Cuando esta vida está en su mejor momento, en esa madurez en las que todas las aristas se han suavizado, en la que la jubilación te ofrece libertad sin responsabilidades de educación, ya que a los nietos la dan los hijos, a los que nosotros educamos antes, esos nietos que son como una acicate a la felicidad ya que su disfrute la fortalece, sin embargo en ese momento, sin esperarlo, llega la desgracia. Cuando más proyectos tienes para rematar una vida feliz, todo se derrumba a tu alrededor con la aparición del Alzheimer. Cuando observas en la persona amada pequeños olvidos que se van haciendo grandes, la angustia ante la primera perdida en la ciudad, incoherencia en la conversación, incontinencia, etc., todo se hunde a tu alrededor, los proyectos planificados para terminar una vida feliz se acaban y se inicia una nueva etapa para la que no se está preparado. El sufrimiento, la sensación de culpabilidad y la tristeza se convierten en compañeros inseparables.
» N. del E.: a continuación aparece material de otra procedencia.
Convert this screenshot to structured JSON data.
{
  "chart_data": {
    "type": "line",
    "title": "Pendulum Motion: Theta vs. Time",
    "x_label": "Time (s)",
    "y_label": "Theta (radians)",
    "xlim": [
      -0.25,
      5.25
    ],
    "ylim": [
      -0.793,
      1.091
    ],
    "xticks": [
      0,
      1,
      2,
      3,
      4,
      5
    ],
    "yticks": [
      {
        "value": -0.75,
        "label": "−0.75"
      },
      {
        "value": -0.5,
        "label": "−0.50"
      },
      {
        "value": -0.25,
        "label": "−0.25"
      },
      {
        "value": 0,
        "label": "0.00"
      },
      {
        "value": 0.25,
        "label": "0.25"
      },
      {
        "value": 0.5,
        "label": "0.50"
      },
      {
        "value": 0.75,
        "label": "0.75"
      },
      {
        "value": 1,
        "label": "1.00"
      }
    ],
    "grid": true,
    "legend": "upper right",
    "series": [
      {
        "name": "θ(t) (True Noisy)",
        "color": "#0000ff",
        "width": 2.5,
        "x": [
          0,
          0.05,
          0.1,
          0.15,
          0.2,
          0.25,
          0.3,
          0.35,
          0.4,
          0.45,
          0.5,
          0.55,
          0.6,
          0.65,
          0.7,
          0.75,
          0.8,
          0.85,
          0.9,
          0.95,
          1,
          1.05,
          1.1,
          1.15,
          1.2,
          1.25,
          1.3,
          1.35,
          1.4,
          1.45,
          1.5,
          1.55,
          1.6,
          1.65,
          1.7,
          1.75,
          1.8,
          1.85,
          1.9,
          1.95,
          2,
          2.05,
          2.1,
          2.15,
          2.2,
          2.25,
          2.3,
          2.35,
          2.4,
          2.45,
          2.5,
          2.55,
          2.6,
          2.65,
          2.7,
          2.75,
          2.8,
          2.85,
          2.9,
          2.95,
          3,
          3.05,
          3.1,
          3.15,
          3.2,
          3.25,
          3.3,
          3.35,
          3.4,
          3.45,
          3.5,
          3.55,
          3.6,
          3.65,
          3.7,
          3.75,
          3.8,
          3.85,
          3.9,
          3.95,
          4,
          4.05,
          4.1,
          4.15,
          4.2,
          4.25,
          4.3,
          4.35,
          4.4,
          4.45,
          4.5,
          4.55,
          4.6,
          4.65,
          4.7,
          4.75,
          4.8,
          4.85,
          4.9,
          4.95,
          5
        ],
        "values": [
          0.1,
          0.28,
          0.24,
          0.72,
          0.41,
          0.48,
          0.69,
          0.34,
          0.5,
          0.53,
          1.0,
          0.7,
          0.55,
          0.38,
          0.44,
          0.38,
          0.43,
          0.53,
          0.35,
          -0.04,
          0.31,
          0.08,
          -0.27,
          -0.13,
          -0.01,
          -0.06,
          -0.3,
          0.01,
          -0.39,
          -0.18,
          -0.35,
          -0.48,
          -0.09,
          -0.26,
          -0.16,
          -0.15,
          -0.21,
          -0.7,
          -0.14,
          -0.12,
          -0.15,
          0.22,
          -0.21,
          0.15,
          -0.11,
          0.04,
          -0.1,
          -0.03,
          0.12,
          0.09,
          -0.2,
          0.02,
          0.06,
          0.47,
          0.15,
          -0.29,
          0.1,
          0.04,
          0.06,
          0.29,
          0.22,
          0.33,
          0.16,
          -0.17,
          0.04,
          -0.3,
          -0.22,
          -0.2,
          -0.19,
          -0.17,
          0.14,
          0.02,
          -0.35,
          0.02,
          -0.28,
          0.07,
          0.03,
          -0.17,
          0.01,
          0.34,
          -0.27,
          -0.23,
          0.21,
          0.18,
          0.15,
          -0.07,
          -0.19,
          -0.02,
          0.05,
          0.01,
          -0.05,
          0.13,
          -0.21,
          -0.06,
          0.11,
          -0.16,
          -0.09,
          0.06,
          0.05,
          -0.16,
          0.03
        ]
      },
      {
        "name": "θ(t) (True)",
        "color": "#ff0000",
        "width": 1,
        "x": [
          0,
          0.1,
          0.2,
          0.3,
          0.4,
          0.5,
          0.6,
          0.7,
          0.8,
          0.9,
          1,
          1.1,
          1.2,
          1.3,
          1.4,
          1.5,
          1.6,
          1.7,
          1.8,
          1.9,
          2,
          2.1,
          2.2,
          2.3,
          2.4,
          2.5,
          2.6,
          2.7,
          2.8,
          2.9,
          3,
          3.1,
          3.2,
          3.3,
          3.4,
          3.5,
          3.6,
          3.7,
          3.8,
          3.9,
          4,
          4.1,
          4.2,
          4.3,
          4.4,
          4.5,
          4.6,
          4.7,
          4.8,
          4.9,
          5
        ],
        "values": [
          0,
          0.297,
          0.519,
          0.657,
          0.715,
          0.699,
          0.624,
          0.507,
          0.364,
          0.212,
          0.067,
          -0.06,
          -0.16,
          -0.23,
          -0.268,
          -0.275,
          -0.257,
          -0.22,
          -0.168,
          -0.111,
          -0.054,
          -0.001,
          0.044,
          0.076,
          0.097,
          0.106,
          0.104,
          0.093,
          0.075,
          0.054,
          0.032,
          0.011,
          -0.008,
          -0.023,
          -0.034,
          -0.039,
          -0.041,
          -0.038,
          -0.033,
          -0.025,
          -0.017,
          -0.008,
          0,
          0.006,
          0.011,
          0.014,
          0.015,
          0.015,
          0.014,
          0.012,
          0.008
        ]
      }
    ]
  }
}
Cuando llevas meses viviendo estas terribles sensaciones,  comienzas a reflexionar y a plantearte las cosas de manera diferente, dentro de la desgracia asumes que el mundo no se acaba, no debe de acabarse, simplemente comienza una nueva y final etapa, no deseada, pero que hay que vivir y no dejarte arrastrar por la desesperación. Para ello hace falta mucha fortaleza y sientes que algo en tu interior te empuja y renueva la fuerza interior que creías perdida, también contribuye a ello la mirada perdida del ser amado que ya no está, que ya no es, su sonrisa apagada, el contacto con su mano, un suave abrazo en el que notas su cuerpo pegado al tuyo y un beso casi furtivo, como cuando éramos jóvenes.

Las sensaciones que todo esto produce son nuevas y conducen a una nueva felicidad, diferente a la vivida anteriormente, pero felicidad. Desparece el sentido de culpa por haberla llevado a una residencia, asumes que ya nos es la mujer con la que te casaste, es un ser diferente que te inspira una gran ternura y un nuevo tipo de amor. Eres feliz sacándola a pasear y caminar cogidos de la mano, tomar un refresco y ver con la ilusión que lo hace, incluso notas como te quiere tener consigo cuando hablas con otra persona, como si estuviese celosa y no quisiera perderte. Ver cómo reacciona cuando vas a visitarla, probablemente no te reconozca, pero sí reconoce en ti a alguien que le da cariño, amabilidad, protección y ternura, lo que le hace esbozar una suave sonrisa. Con todo esto la sensación de desgracia se atenúa y te ilusionas cada tarde y comienzas, aunque parezca contradictorio, a vivir otro tipo de felicidad y de amor. Regresas a casa solo, pero la soledad ya no te hunde, ya no te deprime, la tristeza existe pero es diferente, no es ya demoledora y en el fondo estas deseando que llegue el momento de volverla a ver para tener esa nueva sensación. El estar con ella ya no es una carga, es un esfuerzo que ya no cuesta, es un nuevo romance, es una nueva sensación amorosa que hace reverdecer sentimientos que creías ya no estaban. En el fondo te sientes alegre y feliz, es la felicidad dentro de la desgracia.